How the Polls Performed
Many people have lamented the bad polling in the primaries for both parties this year. I am counted among those. Where I differed is that many who believed that polling had proved to be wrong were of the believe that Donald Trump had severely been under represented in the polls (in other words that his actual number in the primaries were much higher than what the polling suggested).
While the polling hasn't been great I have gone back and looked at 32 states that had enough polling to be able to test this theory. My pre-requisite for including a state in the testing what that the state had done at least one poll since the start of 2016 and within two weeks of that state's primary or caucus.
This left the states and territories following off the list:
Alaska
Minnesota
Vermont
Maine
Puerto Rico
Hawaii
US Virgin Islands
Washington D.C.
Guam
Northern Marianas
American Samoa
North Dakota
Wyoming
Colorado
I also have excluded polling from the most recent primaries in West Virginia and Nebraska as Trump is the only one left in the race.
The way in which I assigned how the averages of the polls did in each state was in three categories; over polled(with the addition of slight/very over polled), even, and under polled (with the addition of slight/very under polled).

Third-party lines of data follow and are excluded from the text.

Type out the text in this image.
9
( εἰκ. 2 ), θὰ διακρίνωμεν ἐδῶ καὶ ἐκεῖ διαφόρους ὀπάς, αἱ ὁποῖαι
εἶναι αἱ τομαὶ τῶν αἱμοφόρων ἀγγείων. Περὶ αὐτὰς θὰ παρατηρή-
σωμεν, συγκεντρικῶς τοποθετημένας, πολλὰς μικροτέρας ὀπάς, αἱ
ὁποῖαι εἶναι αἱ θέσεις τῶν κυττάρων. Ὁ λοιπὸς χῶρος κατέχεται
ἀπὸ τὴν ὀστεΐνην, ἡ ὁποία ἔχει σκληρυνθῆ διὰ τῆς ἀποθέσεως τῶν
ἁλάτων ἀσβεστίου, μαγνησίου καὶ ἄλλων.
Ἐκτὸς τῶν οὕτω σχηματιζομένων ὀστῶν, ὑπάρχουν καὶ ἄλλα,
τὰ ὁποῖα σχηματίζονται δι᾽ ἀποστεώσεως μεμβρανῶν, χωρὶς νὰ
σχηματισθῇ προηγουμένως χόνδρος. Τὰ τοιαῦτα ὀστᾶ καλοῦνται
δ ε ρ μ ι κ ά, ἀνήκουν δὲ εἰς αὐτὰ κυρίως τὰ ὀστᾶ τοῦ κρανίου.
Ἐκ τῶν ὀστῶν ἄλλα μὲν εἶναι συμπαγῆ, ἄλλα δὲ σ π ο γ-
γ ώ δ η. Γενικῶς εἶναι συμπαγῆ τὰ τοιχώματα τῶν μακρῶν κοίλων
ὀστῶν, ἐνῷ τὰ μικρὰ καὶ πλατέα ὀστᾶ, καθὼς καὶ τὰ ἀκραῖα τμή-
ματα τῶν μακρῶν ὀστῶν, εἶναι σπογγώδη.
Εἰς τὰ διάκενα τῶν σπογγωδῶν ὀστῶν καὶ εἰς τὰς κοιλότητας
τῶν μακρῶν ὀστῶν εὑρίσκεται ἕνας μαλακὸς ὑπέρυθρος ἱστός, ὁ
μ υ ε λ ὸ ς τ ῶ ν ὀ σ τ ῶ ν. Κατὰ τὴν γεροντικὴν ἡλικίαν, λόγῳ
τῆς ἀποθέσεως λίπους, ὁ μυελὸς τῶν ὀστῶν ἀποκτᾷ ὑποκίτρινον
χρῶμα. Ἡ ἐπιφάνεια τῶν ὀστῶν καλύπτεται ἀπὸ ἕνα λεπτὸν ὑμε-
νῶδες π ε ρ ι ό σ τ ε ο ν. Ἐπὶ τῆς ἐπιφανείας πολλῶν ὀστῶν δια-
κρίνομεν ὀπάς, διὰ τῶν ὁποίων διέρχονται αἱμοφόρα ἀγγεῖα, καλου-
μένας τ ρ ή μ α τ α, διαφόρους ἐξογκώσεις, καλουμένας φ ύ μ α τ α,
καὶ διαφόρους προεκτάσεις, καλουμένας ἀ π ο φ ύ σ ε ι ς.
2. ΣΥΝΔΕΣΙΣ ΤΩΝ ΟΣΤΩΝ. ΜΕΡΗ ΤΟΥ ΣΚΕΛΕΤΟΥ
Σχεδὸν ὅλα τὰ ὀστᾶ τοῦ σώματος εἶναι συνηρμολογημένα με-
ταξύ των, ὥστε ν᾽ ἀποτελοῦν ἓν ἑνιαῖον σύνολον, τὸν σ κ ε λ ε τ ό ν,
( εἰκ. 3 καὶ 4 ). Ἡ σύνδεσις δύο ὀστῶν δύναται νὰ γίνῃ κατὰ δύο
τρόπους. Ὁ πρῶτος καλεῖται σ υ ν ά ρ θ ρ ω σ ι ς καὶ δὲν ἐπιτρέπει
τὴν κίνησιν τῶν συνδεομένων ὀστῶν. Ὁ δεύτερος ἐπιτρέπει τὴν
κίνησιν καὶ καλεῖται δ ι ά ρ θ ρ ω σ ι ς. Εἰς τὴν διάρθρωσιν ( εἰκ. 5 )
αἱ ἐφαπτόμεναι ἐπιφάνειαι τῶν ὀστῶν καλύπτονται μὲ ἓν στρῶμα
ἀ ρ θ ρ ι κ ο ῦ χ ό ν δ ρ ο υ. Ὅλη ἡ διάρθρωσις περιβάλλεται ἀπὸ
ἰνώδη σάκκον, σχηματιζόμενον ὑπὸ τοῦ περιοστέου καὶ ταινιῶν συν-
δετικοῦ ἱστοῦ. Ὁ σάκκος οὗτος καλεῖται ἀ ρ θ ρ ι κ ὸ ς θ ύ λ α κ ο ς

If the polling averages were 2% or better I marked them as even.
If the polling averages were between 3-4% I marked them as slightly over/under.
If the polling averages were between 5% I marked them as over/under.
If the polling averages were over 7% I marked them as very over/under.
DONALD TRUMP:
What I found among the 32 races I did test show that Donald Trump's performed worse than his poll numbers in 9 races. Of those races he performed slightly worse in three states and very worse in one race, Kansas, where he was polling at 35% and actually only garnered 23%
He performed better than the polls in 11 states. In two states he performed slightly better than the polls indicated and also performed way better in two states. In those two states, Arizona and Pennsylvania, he garnered 10% and 8% better than the average had indicated.
Here's the catch, he performed within the 2% mark meaning the polls essentially got the data right in 12 of the states.
TED CRUZ:
You may be shocked at the outcomes in regards to Ted Cruz. For all the talk that the polls had under polled Trump, Cruz was actually the victim much more.
Let us look at the over performances first. Of the 32 states I looked at Cruz did worse than the polls in five states. Of those five two states were marked as slightly over polled.
Ted Cruz performed better than the polling indicated in 21 of the 32 states. Among the 21 he had 6 slightly better performances and a whopping 11 states where he performed much better than the polls indicated. Of those 11 states on 2 of his performances improved by less than 10% over the polls. In Idaho the polls had him at 19%, yet he won with 45%.
He performed about how the polls said he would in eight states.
JOHN KASICH:
Kasich has gotten a reputation for being Mr. Consistent. His polling averages are no different.
Only five states predicted that he would do better than he actually did with two of those slightly over polling Kasich.
He performed better in only 6 states. Of those six he was slightly better in two states and much better in two as well.
He performed about how the polls predicted in 11 states, which is a huge indicator of why he never had much of a chance outside of Ohio.
To sum of the numbers Trump did better or worse than the polls in 21 of the 32 states, Cruz did better or worse in 24 of the 32 states, and Kasich did better or worse in 11 of the 32 states.
While the bottom of the polls performed about where they were expected the top of the polls was very fluid. Overall, the polls performed much better than I had previously thought and while Trump did have more states that he performed better than worse, he had more states that he essentially equaled what the polls were saying, which is the exact opposite of what the media has been portraying.
Ted Cruz was actually the candidate on the Republican side that was outperforming the polls. However, since the media was all about Trump and how he was doing "better than expected" Cruz could not turn a lot of those into wins.